There is literally a parallel festival for women.

Men are allowed to do things together you know...

NKFell · 26/03/2019 17:19

@WeBuiltThisBuffetOnSausageRoll Or do you think that men should be forced to wear sackcloth and ashes at all times, eat nothing but wild locusts and spend their days howling and flagellating themselves as punishment for having been born male?

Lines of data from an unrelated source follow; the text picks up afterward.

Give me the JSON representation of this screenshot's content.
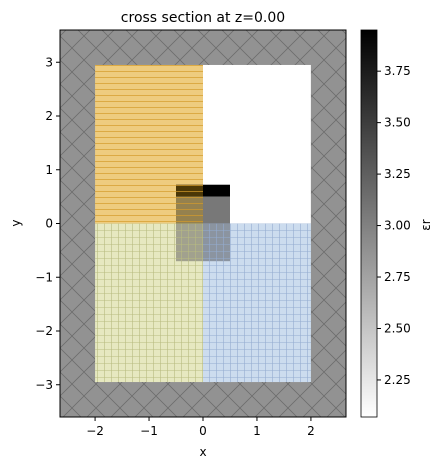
{
  "chart_data": {
    "type": "heatmap",
    "title": "cross section at z=0.00",
    "xlabel": "x",
    "ylabel": "y",
    "xlim": [
      -2.65,
      2.65
    ],
    "ylim": [
      -3.6,
      3.6
    ],
    "x_ticks": [
      -2,
      -1,
      0,
      1,
      2
    ],
    "y_ticks": [
      -3,
      -2,
      -1,
      0,
      1,
      2,
      3
    ],
    "x_tick_labels": [
      "−2",
      "−1",
      "0",
      "1",
      "2"
    ],
    "y_tick_labels": [
      "−3",
      "−2",
      "−1",
      "0",
      "1",
      "2",
      "3"
    ],
    "grid": false,
    "background_permittivity": 2.8,
    "regions": [
      {
        "name": "upper-left-block",
        "x": [
          -2.0,
          0.0
        ],
        "y": [
          0.0,
          2.95
        ],
        "permittivity": 2.1,
        "overlay_color": "#e8b84a",
        "hatch": "horizontal"
      },
      {
        "name": "lower-left-block",
        "x": [
          -2.0,
          0.0
        ],
        "y": [
          -2.95,
          0.0
        ],
        "permittivity": 2.1,
        "overlay_color": "#dde0a6",
        "hatch": "grid"
      },
      {
        "name": "lower-right-block",
        "x": [
          0.0,
          2.0
        ],
        "y": [
          -2.95,
          0.0
        ],
        "permittivity": 2.1,
        "overlay_color": "#b8cfe8",
        "hatch": "grid"
      },
      {
        "name": "upper-right-block",
        "x": [
          0.0,
          2.0
        ],
        "y": [
          0.0,
          2.95
        ],
        "permittivity": 2.07,
        "overlay_color": "#ffffff",
        "hatch": "none"
      },
      {
        "name": "core-top-right",
        "x": [
          0.0,
          0.5
        ],
        "y": [
          0.5,
          0.72
        ],
        "permittivity": 3.95,
        "overlay_color": "#000000",
        "hatch": "none"
      },
      {
        "name": "core-top-left",
        "x": [
          -0.5,
          0.0
        ],
        "y": [
          0.5,
          0.72
        ],
        "permittivity": 3.95,
        "overlay_color": "#6b4f0a",
        "hatch": "horizontal"
      },
      {
        "name": "core-mid-right",
        "x": [
          0.0,
          0.5
        ],
        "y": [
          0.0,
          0.5
        ],
        "permittivity": 3.1,
        "overlay_color": "#7a7a7a",
        "hatch": "none"
      },
      {
        "name": "core-mid-left",
        "x": [
          -0.5,
          0.0
        ],
        "y": [
          0.0,
          0.5
        ],
        "permittivity": 3.1,
        "overlay_color": "#a4883e",
        "hatch": "horizontal"
      },
      {
        "name": "core-bottom-left",
        "x": [
          -0.5,
          0.0
        ],
        "y": [
          -0.7,
          0.0
        ],
        "permittivity": 2.9,
        "overlay_color": "#a9a98f",
        "hatch": "grid"
      },
      {
        "name": "core-bottom-right",
        "x": [
          0.0,
          0.5
        ],
        "y": [
          -0.7,
          0.0
        ],
        "permittivity": 2.9,
        "overlay_color": "#8a97a8",
        "hatch": "grid"
      }
    ],
    "pml_regions": [
      {
        "name": "pml-left",
        "x": [
          -2.65,
          -2.0
        ],
        "y": [
          -3.6,
          3.6
        ]
      },
      {
        "name": "pml-right",
        "x": [
          2.0,
          2.65
        ],
        "y": [
          -3.6,
          3.6
        ]
      },
      {
        "name": "pml-top",
        "x": [
          -2.0,
          2.0
        ],
        "y": [
          2.95,
          3.6
        ]
      },
      {
        "name": "pml-bottom",
        "x": [
          -2.0,
          2.0
        ],
        "y": [
          -3.6,
          -2.95
        ]
      }
    ],
    "colorbar": {
      "label": "εr",
      "min": 2.07,
      "max": 3.95,
      "ticks": [
        2.25,
        2.5,
        2.75,
        3.0,
        3.25,
        3.5,
        3.75
      ],
      "tick_labels": [
        "2.25",
        "2.50",
        "2.75",
        "3.00",
        "3.25",
        "3.50",
        "3.75"
      ],
      "colormap": "gray_r"
    }
  }
}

Er...no...but full marks for incredible escalation! Here you go Biscuit

onemorecupofcoffeefortheroad · 26/03/2019 17:20

I;m raising a son with significant mental health issues. I hope as an adult he will be able to attend these kinds of supportive events for men to support one another

Yes exactly. I know a young adult male who has been emotionally and mentally abused by his female partner, has suffered anxiety and depression as a result and who would benefit massively from this. I doubt men who are of the 'toxic masculinity' brigade would be the least bit interested in an event like this - sounds too much like its about getting in touch with your hippy/ feminine side.

Anyway there are plenty of us who are privileged: male and female -doesn't mean we should all be banned from having festivals where we can get together with members of the same gender.

BigFatGiant · 26/03/2019 17:21

I think it’s great. I hope they’ll be addressing the prevelance of mental health problems amongst their sex and the stigma against SAHD.

NKFell · 26/03/2019 17:23

Woman are also a massively overrepresented group really?! Where?!